Por seu turno, a agência Getty Images, que registou um destes momentos pela lente de um dos seus fotojornalistas, descreveu as imagens disponibilizadas aos meios de comunicação social do seguinte modo: “Um saqueador, que queria tornar os ataques russos contra cidades ucranianas numa oportunidade, foi capturado pelo povo e amarrado a um poste.” As fotografias mostram o homem com as calças pelos joelhos.

As imagens mais chocantes, contudo, são aquelas que mostram jovens e famílias inteiras amarradas a postes, com as caras pintadas de verde e sujeitas a maus tratos físicos. De acordo com a ONG checa Romea, que se dedica à defesa dos direitos das populações de etnia cigana, muitas destas pessoas são ciganos que teriam sido intercetados por vigilantes civis a cometer pequenos assaltos, como roubo de carteiras, e que foram “tratados desta maneira inaceitável”. A mesma ONG lança um alerta: “A propaganda russa tem estado a alegar que estas fotografias confirmam que existem neonazis no ativo na Ucrânia.”

“As pessoas nas fotografias já foram detidas várias vezes em Kiev por serem carteiristas. As suas fotografias foram tiradas e partilhadas em vários grupos onde esses casos são publicitados. Em Lviv há um grupo que se autointitula ‘Os Caçadores’, que perseguem pessoas ciganas envolvidas em carteirismo em lugares públicos”, disse o ativista ucraniano Julian Kondur, de etnia cigana, citado pela Romea. “A Rússia está a explorar isto para acusar a Ucrânia de, alegadamente, ser governada por neonazis. As imagens foram distribuídas no Telegram por uma conta gerida por agentes russos.
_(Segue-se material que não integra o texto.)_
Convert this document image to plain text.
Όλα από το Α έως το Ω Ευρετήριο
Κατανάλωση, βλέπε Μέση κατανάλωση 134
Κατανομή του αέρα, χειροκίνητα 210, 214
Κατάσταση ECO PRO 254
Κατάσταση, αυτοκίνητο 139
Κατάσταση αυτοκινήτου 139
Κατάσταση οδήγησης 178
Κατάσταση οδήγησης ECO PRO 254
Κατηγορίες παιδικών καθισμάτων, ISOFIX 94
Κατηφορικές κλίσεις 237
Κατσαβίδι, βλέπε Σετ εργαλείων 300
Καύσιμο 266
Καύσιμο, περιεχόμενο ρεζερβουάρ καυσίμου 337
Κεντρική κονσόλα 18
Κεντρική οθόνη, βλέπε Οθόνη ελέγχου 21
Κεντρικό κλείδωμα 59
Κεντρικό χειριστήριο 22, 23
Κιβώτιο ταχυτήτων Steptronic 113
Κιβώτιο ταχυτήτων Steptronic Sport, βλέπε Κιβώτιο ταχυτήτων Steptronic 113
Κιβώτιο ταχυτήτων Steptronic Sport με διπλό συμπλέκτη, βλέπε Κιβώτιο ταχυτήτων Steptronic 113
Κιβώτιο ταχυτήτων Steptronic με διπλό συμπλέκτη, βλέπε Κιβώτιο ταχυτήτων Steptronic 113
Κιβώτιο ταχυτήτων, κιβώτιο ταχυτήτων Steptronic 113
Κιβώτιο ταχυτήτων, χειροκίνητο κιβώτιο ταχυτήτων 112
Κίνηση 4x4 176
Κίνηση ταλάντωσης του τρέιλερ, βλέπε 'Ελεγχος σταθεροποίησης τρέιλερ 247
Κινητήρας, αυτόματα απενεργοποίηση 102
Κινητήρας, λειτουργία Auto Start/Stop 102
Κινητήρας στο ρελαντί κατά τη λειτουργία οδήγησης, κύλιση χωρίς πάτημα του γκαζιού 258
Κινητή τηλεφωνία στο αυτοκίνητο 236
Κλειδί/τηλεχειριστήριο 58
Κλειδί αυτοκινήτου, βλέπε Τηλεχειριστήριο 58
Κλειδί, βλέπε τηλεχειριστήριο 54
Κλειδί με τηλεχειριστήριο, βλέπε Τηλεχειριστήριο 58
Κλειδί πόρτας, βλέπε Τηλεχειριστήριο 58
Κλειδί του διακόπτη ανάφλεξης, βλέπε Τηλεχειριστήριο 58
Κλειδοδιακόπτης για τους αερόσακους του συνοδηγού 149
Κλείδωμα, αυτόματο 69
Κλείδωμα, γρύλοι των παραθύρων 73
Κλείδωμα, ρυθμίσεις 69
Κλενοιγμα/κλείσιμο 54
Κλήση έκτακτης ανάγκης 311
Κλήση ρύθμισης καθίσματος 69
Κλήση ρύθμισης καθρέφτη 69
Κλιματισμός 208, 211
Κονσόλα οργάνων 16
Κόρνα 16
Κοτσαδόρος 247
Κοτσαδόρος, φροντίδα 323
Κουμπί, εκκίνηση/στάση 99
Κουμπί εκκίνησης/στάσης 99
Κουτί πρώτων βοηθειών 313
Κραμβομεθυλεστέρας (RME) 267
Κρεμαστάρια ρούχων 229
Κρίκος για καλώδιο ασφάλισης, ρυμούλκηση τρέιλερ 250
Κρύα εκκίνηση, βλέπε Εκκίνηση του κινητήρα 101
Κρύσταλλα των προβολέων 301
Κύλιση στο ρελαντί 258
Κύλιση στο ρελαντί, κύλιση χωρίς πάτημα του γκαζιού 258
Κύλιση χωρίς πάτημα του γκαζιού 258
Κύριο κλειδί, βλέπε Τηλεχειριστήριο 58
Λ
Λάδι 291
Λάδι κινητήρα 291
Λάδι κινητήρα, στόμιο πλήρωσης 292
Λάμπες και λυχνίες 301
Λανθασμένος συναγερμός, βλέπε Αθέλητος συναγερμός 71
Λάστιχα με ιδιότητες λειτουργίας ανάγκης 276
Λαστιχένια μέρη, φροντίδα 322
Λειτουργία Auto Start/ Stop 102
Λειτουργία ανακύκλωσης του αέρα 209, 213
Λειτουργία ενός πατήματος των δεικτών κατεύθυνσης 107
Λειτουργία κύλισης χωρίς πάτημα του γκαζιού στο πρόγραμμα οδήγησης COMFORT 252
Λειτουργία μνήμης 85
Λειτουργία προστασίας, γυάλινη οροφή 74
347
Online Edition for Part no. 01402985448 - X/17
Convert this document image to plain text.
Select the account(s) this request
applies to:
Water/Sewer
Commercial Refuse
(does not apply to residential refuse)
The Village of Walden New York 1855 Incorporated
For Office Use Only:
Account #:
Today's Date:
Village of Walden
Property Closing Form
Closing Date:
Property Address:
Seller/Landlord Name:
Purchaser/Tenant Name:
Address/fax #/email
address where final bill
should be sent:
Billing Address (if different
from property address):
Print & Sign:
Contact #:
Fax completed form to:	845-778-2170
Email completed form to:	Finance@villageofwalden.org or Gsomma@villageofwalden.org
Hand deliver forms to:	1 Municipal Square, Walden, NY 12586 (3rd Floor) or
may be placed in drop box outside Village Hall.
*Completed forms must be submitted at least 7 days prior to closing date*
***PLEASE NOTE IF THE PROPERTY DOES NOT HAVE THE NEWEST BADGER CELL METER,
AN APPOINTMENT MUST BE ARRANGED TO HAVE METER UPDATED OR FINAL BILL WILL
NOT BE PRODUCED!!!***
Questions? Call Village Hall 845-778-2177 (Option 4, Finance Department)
Mas essa ideia — de que as imagens partilhadas comprovam que a Ucrânia está a ser gerida por neonazis — não tem sustentação face aos dados disponíveis até este momento. A veracidade das imagens foi comprovada por diferentes órgãos de comunicação social que estão a acompanhar o conflito no terreno e que relatam os episódios de agressões físicas e humilhações públicas difundidos nas redes sociais. E Kiev apoia esses episódios? Não é possível sustentar tal afirmação, tal como não tem fundamento a alegação de que estes atos representam uma “Ucrânia nazi” — a expressão de que várias figuras pró-Kremlin se têm socorrido para defender a necessidade de assumida de Moscovo de “desnazificar” o país vizinho.